Written by Paul McCartney in 1968, “Lady Madonna” was McCartney’s attempt to write a bluesy, Fats Domino style song, which Fats Domino later covered in the same year. A raucous, piano-led tune, “Lady Madonna” originally started off, lyrically, about the Virgin Mary, mostly inspired by the Catholic population of Liverpool, but later evolved into one about a working class woman facing a problem every day of the week. Every day except for Sunday.

Seems like an appropriate song for the holiday season, I suppose. Actually, not really. “Come Together” was recorded for the Abbey Road album and released as a double A-side with “Something”. John Lennon was inspired by Timothy Leary’s campaign for governor of California against Ronald Reagan, which had the slogan, “Come together, join the party.” The song’s lyrics are supposedly cryptic references to the individual Beatles with one figure in particular referring to Lennon as he works out his personal demons in the song.

And because it is Christmas Eve, here’s one of John Lennon’s solo numbers, “Happy Christmas (War is Over)”, to really get you in the holiday spirit!

While obviously not an original Beatles song, this cover of the Top Notes song that was also a cover hit for The Isley Brothers might just be the song that started “Beatlemania” following the performance of the Beatles at The Royal Variety Show in 1963. It was the only cover song recorded by the Beatles to sell one million copies, peaking at #2 in the US in 1964. “Twist and Shout” was recorded for the Please Please Me session, the first album recording for the band that became infamous for the 11 songs recorded in 10 hours. “Twist and Shout” was the last song to be recorded during the session due to the toll it took on John Lennon’s voice. Lennon was also suffering from a cold during the session and George Martin only got one take of the song because Lennon’s voice was pretty much gone afterwards.

The song received another resurgence in 1986 when it was used in Ferris Bueller’s Day Off, lip-synched by Matthew Broderick, and Rodney Dangerfield’s Back to School.
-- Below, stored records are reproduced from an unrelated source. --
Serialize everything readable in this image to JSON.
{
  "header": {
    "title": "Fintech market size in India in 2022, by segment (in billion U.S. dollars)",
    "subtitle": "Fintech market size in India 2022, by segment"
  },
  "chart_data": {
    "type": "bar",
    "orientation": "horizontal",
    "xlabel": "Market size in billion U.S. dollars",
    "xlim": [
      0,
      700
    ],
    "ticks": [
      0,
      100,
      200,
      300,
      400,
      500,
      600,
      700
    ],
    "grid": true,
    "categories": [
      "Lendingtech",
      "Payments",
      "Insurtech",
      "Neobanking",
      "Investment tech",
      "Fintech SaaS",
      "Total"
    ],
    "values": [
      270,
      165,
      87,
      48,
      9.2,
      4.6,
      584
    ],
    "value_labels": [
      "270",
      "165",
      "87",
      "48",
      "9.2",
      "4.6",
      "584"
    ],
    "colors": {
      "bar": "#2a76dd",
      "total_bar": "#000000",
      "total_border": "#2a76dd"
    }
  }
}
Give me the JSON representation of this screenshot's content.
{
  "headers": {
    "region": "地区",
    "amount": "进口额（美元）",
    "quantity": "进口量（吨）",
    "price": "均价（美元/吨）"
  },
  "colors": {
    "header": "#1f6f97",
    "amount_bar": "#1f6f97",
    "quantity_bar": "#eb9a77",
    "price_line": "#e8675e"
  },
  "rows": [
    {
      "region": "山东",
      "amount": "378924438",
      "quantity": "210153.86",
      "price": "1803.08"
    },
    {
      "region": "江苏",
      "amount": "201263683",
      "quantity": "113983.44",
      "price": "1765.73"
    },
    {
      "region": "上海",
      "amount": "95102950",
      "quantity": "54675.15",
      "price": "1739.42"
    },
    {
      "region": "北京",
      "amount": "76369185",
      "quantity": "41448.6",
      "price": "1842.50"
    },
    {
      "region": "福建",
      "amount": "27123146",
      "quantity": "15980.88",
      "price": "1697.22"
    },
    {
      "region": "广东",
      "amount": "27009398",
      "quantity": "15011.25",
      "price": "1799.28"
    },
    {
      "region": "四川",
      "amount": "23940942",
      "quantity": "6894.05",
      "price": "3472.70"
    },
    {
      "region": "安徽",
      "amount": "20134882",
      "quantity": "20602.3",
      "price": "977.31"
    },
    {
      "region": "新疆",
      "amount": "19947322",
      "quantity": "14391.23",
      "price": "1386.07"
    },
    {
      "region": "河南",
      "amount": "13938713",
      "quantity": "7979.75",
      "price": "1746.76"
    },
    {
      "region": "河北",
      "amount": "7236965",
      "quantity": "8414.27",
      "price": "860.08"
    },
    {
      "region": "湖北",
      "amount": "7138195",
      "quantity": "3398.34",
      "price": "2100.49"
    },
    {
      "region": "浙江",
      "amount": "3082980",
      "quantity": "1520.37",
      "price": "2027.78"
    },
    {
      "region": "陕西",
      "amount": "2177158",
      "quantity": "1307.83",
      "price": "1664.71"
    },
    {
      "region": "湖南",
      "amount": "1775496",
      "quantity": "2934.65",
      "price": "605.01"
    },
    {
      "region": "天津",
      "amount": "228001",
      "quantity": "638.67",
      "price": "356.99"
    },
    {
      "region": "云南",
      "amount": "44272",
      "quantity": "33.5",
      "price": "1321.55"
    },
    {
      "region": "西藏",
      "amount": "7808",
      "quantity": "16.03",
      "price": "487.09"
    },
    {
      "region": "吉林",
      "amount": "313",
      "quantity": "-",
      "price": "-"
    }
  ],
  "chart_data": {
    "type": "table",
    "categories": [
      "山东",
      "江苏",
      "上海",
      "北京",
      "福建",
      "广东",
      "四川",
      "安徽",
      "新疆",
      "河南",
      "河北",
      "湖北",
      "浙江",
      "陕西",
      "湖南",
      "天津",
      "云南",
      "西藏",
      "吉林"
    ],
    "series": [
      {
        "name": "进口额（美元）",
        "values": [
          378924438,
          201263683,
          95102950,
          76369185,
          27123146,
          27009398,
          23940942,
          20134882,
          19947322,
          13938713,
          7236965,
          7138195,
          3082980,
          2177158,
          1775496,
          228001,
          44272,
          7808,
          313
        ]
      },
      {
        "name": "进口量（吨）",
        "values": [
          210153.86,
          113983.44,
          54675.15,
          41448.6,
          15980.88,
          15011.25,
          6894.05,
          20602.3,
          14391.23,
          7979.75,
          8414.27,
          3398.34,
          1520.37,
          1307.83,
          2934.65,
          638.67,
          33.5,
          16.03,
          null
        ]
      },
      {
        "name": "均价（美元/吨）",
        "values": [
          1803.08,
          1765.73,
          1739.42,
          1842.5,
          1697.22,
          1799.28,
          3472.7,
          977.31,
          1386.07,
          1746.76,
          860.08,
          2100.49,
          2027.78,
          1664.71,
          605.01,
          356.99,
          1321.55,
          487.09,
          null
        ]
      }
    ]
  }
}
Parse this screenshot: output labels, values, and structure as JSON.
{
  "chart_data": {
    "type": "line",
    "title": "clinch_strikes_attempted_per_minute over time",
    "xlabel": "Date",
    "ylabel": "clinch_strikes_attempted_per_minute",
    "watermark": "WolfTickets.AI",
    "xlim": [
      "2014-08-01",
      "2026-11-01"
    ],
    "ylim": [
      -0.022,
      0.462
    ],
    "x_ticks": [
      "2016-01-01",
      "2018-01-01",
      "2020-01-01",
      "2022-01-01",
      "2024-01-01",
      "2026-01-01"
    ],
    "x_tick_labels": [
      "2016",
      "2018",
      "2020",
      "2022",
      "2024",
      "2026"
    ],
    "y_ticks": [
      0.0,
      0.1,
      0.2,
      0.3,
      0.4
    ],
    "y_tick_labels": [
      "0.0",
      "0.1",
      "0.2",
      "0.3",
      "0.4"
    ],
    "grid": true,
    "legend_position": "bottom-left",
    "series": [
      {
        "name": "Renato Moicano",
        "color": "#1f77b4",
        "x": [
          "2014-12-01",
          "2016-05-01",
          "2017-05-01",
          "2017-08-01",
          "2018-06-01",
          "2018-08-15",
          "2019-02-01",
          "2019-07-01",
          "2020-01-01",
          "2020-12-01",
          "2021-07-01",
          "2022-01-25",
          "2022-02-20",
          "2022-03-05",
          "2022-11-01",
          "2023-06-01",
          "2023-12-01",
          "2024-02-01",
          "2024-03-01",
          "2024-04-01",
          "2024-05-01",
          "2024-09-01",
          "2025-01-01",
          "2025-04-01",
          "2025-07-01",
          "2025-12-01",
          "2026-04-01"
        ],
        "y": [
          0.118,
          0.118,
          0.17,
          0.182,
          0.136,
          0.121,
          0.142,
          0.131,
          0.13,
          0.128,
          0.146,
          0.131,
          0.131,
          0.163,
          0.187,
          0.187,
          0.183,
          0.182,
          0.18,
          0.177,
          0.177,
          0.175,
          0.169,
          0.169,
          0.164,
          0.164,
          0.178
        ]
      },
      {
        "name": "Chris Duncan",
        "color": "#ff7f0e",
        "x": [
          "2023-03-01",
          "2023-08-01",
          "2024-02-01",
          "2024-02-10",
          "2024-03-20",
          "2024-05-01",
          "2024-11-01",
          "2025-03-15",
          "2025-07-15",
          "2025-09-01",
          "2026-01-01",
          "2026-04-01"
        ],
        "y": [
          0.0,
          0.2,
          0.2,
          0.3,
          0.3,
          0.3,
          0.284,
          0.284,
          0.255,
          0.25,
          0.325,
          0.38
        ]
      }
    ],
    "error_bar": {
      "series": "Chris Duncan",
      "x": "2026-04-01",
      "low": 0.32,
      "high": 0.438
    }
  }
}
“Hey Jude” has become possibly the most iconic of The Beatles’ catalog of song for two reasons. One, it’s the longest song they ever recorded, clocking in at a little over seven minutes. Two, it reaches anthem-level status by the time it reaches the “na-na-na-na” portion. It isn’t hard to get a group of people singing the coda and crying out “Hey Jude!” no matter where you are.

The song is entangled in drama, but at the very core it’s a song from Paul McCartney to Julian Lennon, John’s son, to comfort him when Lennon and his wife Cynthia were divorcing over his affair with Yoko Ono. Originally titled, “Hey Jules,” McCartney changed the name to Jude because he thought it sounded better and was easier to sing. Though in changing the name, Lennon took the song to be a bit of encouragement on McCartney’s part for him to stay with Ono.

“Hey Jude” was recorded during the same sessions for The White Album, but was released as a single with “Revolution” as the B-side. It was also the first single distributed via The Beatles’ label Apple Records.